"I don't know." Her eyes began to glisten again. "I don't know! And I'm worried about him!"
"Maybe he just changed his mind."
She shook her head. Violently. "No! Never!"
"Okay, okay. Don't get excited."
Got up and walked to the viddow behind my desk. Wished I could have looked out a real window instead of at this transmission from the outer wall, but I could barely keep up the rent on an inner cubicle let alone afford one on the perimeter. Kept turning the gold coin over and over in my right hand while the greencard lay cool and still in my left. Something wrong here. Something crazy.
"Can I have my card back?"
Turned and gave it to her. Real important to her, that card.
A cockroach — a big one — ran across my shoe then. Squashed it with a satisfying crunch when it got back to the floor. Ignatz was going to have to make another sweep of the place.
"All right. Let's find out what you know about this guy."
Turned out she didn't know all that much.
Was what you call a whirlwind romance. Kyle Bodine worked for an import-export firm. Had contracts in the outworlds who’d welcome him and his new wife. Anti-clone laws were big out there, but no one would have to know she was one. She said she'd last seen him in Dydeetown on Friday morning. He had a medium-size compartment in one of the high-rent districts in Manhattan. The door was keyed to her. She'd already been there after many unanswered calls. No Kyle.
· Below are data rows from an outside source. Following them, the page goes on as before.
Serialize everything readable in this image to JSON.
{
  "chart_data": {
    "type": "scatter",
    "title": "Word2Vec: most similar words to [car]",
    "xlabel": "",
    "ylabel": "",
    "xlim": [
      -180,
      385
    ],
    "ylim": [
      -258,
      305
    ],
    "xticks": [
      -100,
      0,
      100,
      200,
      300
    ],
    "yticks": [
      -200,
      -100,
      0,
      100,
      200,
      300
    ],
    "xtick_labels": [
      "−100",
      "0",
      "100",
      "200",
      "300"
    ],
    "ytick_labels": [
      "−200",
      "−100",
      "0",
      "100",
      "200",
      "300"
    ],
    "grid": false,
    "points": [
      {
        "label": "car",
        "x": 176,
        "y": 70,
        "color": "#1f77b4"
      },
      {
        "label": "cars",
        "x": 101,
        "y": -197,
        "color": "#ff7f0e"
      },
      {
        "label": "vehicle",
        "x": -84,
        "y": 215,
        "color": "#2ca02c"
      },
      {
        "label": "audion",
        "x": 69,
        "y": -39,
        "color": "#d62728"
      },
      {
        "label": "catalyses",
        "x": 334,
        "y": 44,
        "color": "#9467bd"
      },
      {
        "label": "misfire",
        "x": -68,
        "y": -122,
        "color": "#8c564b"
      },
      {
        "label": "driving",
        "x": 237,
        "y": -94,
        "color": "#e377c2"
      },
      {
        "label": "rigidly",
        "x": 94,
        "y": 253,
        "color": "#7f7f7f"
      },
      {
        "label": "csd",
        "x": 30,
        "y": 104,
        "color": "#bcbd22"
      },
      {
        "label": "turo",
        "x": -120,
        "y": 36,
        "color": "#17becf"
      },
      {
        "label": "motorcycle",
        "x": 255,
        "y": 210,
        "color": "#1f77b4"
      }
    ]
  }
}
No sign of foul play.
That's where I'd start.
"Okay," I said. "The fee is 200 a day plus expenses."
"Filamentous with me," she said, nodding.
Held up the gold coin. "This thing's worth more than a week in advance."
"If you find him before that — even if it's tonight — it's all yours."
She really wanted this guy back.
Told her I had some errands to run and would meet her at Bodine's compartment in a tenth.